In fact, according to the study, 40% of companies’ budgets for well-being programs are applied to such financial incentives.

As companies generally aren’t known for frivolous spending, they presumably believe that the programs and the associated incentives are worthwhile. Indeed, 82% of the surveyed employers, all of which offer at least one well-being program, said they plan to continue or expand incentives over the next three to five years.

And 78% of the employers said they consider employee well-being to have a meaningful role in their business strategy (although only 22% of them have connected well-being to any key financial or operational metrics).

“More employers view their investments in health and well-being as integral to deploying the most engaged, productive, and competitive workforce possible,” says Brian Marcotte, chief executive of the NBGH, a consortium of 420-plus large employers.

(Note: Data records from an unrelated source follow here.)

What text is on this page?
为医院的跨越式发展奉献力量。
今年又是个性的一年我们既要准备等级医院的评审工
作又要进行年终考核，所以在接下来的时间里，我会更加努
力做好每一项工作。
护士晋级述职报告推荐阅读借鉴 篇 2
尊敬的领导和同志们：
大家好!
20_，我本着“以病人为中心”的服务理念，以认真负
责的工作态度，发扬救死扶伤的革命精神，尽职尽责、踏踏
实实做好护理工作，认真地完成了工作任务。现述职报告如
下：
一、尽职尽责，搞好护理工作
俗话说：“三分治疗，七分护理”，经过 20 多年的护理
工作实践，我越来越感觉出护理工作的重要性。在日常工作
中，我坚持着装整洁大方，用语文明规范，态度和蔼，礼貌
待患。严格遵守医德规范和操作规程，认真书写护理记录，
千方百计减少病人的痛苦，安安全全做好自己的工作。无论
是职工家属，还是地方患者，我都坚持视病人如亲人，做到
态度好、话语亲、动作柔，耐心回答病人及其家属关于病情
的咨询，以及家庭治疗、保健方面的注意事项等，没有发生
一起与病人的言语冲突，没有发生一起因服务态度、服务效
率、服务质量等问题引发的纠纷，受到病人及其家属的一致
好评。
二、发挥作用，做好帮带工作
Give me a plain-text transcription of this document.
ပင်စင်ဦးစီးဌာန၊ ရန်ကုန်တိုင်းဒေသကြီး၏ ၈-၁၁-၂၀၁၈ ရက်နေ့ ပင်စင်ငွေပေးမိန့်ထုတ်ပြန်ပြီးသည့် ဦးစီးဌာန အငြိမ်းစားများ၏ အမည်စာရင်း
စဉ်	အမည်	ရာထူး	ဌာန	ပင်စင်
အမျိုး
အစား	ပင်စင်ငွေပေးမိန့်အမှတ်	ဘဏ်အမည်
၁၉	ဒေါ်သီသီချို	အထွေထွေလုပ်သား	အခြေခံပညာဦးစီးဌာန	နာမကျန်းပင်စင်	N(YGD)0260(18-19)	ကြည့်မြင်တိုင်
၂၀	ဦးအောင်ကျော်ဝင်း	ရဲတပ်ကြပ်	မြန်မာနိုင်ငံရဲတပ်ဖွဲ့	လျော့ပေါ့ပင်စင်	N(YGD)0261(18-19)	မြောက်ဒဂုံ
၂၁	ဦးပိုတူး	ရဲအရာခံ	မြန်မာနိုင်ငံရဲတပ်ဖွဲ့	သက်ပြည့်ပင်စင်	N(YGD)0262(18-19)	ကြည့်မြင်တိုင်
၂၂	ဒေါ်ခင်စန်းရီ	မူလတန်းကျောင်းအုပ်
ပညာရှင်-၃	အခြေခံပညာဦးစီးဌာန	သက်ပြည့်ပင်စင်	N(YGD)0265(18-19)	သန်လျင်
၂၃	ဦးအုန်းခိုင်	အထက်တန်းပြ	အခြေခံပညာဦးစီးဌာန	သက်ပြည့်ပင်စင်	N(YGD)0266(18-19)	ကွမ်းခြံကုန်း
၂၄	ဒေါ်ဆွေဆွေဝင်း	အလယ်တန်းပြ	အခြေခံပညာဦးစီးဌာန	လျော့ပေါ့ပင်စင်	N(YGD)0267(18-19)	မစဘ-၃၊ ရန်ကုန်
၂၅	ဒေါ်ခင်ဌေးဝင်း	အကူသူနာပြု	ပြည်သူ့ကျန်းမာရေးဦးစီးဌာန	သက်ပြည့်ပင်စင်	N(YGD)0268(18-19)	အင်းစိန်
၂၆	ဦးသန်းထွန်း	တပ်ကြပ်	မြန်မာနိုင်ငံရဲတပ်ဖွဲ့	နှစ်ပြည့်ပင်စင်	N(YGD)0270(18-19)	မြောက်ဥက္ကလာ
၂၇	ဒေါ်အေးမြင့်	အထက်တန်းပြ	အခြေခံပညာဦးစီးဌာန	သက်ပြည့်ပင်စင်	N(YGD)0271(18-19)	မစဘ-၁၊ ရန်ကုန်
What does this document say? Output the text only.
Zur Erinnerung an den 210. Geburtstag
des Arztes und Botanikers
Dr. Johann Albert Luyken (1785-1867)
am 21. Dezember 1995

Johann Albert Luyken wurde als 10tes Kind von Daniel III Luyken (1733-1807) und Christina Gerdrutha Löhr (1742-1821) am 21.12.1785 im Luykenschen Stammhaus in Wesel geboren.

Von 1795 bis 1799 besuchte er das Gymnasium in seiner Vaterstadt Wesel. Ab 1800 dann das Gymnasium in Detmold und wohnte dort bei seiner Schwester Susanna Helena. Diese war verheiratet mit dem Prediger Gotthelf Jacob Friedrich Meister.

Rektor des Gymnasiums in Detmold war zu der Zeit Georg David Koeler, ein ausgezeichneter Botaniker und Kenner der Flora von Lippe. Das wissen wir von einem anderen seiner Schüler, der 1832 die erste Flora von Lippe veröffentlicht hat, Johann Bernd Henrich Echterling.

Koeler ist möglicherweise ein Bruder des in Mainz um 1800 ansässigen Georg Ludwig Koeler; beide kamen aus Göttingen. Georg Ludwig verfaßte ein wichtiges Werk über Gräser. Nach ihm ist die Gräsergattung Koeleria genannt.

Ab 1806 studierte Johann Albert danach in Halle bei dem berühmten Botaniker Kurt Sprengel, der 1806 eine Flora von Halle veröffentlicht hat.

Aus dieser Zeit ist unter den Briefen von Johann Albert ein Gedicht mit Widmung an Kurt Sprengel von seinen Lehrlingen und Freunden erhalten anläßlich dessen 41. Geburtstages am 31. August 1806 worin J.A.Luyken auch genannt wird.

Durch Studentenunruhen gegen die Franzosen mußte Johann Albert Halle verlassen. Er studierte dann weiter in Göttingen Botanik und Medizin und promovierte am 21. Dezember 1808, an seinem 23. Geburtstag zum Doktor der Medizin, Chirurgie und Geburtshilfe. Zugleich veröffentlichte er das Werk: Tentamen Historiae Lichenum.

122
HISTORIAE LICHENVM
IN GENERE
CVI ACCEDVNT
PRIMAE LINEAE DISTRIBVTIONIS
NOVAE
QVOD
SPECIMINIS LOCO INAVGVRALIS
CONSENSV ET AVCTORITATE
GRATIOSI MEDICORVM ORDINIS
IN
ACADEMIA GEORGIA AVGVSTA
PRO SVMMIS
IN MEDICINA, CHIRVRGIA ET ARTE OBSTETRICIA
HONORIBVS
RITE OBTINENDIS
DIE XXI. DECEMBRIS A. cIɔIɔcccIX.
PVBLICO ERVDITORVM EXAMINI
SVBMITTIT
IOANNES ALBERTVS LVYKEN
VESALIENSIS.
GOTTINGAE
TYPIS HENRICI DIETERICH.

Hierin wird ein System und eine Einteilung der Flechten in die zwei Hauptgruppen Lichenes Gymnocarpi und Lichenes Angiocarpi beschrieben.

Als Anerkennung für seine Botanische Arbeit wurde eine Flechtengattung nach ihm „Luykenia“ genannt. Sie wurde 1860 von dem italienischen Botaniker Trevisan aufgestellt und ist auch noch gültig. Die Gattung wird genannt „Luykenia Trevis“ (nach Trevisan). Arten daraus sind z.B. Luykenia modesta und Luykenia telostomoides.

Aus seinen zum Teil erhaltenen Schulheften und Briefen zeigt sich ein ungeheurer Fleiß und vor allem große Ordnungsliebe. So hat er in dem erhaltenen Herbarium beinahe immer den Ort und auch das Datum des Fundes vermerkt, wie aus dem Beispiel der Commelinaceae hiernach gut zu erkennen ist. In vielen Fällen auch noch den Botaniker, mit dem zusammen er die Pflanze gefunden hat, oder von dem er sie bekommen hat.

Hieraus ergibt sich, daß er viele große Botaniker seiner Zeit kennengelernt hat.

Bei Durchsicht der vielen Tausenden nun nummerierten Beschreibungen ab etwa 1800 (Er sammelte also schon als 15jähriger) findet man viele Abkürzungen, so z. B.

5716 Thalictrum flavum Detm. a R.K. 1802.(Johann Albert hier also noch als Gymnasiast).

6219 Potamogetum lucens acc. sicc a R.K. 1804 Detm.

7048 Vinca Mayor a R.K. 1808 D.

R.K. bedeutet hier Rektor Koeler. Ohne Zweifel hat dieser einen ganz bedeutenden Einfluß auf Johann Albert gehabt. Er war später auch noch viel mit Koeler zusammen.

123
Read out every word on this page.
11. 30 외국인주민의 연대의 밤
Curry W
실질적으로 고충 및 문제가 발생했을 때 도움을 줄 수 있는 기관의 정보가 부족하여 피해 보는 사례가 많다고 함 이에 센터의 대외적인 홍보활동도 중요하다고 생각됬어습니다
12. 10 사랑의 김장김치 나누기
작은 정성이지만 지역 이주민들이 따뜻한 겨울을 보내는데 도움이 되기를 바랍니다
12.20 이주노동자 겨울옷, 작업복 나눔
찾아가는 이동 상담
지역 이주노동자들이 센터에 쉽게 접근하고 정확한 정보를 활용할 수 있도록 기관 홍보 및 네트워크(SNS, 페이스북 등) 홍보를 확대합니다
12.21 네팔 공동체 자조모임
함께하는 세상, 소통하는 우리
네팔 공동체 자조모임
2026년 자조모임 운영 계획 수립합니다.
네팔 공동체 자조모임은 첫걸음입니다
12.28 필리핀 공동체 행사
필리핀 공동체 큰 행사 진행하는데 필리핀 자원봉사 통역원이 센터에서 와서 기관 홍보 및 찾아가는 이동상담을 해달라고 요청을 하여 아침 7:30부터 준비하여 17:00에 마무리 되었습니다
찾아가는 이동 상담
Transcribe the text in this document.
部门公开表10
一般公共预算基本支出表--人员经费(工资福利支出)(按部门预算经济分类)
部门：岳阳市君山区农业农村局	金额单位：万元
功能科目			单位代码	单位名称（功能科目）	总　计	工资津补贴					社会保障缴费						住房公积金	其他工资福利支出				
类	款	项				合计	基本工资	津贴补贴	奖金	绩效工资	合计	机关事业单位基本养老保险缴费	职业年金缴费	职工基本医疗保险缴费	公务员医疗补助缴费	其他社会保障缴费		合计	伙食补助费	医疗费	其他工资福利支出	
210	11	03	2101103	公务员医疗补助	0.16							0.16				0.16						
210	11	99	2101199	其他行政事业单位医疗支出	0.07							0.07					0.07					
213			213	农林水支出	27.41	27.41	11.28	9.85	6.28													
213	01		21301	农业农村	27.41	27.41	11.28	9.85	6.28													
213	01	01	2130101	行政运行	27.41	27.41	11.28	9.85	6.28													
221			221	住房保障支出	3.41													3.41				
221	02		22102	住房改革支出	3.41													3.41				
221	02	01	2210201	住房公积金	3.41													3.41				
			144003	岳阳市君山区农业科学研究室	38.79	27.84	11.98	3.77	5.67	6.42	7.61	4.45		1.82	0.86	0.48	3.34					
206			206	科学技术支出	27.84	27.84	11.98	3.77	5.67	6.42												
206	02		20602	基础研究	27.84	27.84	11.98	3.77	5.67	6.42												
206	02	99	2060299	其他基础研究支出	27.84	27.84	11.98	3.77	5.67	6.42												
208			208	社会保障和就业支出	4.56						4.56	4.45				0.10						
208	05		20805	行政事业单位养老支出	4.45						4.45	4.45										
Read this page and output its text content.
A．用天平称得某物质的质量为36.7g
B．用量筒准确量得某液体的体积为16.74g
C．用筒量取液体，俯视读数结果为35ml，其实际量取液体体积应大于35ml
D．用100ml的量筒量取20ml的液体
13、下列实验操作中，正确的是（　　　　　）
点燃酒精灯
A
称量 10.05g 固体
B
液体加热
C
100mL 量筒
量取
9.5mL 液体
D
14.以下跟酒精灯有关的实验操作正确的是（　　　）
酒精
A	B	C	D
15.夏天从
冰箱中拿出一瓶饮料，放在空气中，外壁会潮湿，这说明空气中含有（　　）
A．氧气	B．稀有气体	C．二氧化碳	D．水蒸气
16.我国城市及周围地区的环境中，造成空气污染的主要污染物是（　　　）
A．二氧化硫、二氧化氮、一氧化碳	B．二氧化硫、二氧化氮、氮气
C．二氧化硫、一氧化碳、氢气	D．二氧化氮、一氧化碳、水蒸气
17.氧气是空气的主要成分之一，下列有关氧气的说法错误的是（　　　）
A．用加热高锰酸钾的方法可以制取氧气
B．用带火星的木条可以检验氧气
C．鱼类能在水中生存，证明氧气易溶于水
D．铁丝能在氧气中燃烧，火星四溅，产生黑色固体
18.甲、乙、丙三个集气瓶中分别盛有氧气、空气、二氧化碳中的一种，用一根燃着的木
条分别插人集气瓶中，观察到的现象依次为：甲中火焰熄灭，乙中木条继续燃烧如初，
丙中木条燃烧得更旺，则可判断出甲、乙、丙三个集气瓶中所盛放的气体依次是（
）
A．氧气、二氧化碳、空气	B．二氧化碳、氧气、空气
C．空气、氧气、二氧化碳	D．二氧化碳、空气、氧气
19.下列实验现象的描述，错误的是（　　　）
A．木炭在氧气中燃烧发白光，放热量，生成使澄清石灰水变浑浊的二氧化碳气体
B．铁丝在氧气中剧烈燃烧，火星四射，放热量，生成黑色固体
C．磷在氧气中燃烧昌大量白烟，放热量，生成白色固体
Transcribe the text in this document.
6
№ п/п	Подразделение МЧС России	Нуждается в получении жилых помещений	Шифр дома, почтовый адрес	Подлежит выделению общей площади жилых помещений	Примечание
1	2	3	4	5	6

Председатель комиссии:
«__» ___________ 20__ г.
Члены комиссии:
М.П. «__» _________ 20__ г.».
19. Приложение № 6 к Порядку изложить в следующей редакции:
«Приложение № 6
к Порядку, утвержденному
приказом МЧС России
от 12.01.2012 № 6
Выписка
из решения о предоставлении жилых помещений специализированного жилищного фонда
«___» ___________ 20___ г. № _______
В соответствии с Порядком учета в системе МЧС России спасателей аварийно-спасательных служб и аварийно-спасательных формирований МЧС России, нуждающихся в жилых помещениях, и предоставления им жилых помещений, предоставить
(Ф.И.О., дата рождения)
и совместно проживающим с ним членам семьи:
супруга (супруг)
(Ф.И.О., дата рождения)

However, another study, by Zirui Song of Harvard Medical School and Katherine Baicker of the University of Chicago Harris School of Public Policy, offered up a discouraging picture of wellness programs.

The research involved 32,974 employees of BJ’s Wholesale Club. Those at worksites offering the company’s wellness program did report some positive health behaviors: an 8.3 percentage-point higher rate of engaging in regular exercise and a 13.6 percentage-point higher rate of actively managing their weight, compared with employees at other worksites.

“But there were no significant differences in other self-reported health and behaviors [including overall health, sleep quality, and food choices]; clinical markers of health; health care spending or utilization; or absenteeism, tenure, or job performance after 19 months,” the professors wrote in their study report.

They added, “Employers have increasingly invested in workplace wellness programs to improve employee health and decrease health care costs. However, there is little experimental evidence on the effects of these programs.”

While the professors’ study specifically looked at the effects of BJ’s health wellness program, the NBGH/Fidelity study uses the term “well-being” instead of wellness. That’s because it also considered other well-being programs:

“Their focus is holistic, with physical health being a component rather than the only priority,” says Marcotte. “Employers recognize that their employees have different needs and want to engage in different ways. Financial and emotional stress, for example, are major detractors from work performance, and employers are doubling down on these areas.”

Offered a list of motivations for sponsoring well-being programs, 82% of respondents identified managing health care costs as either the first or second most important.

A majority (59%) of the survey participants identified improved employee engagement as such, while 34% of them said so for assisting with recruitment and retention. But are they kidding themselves?

“While benefits like wellness programs might attract employees to a company and make them feel like the company cares about their health, these programs don’t guarantee employee engagement and retention,” Vicki Brackett, an employee engagement consultant and author of “The Leadership Toolbox,” tells CFO.

“Employees want to have a real stake in the success of the company,” Brackett says. “They want to be able to identify gaps in processes and be able to close those gaps. Employees want to be heard and feel like they contribute to the overall success. That is what engages them emotionally and keeps them engaged at work, and is ultimately why they stay.”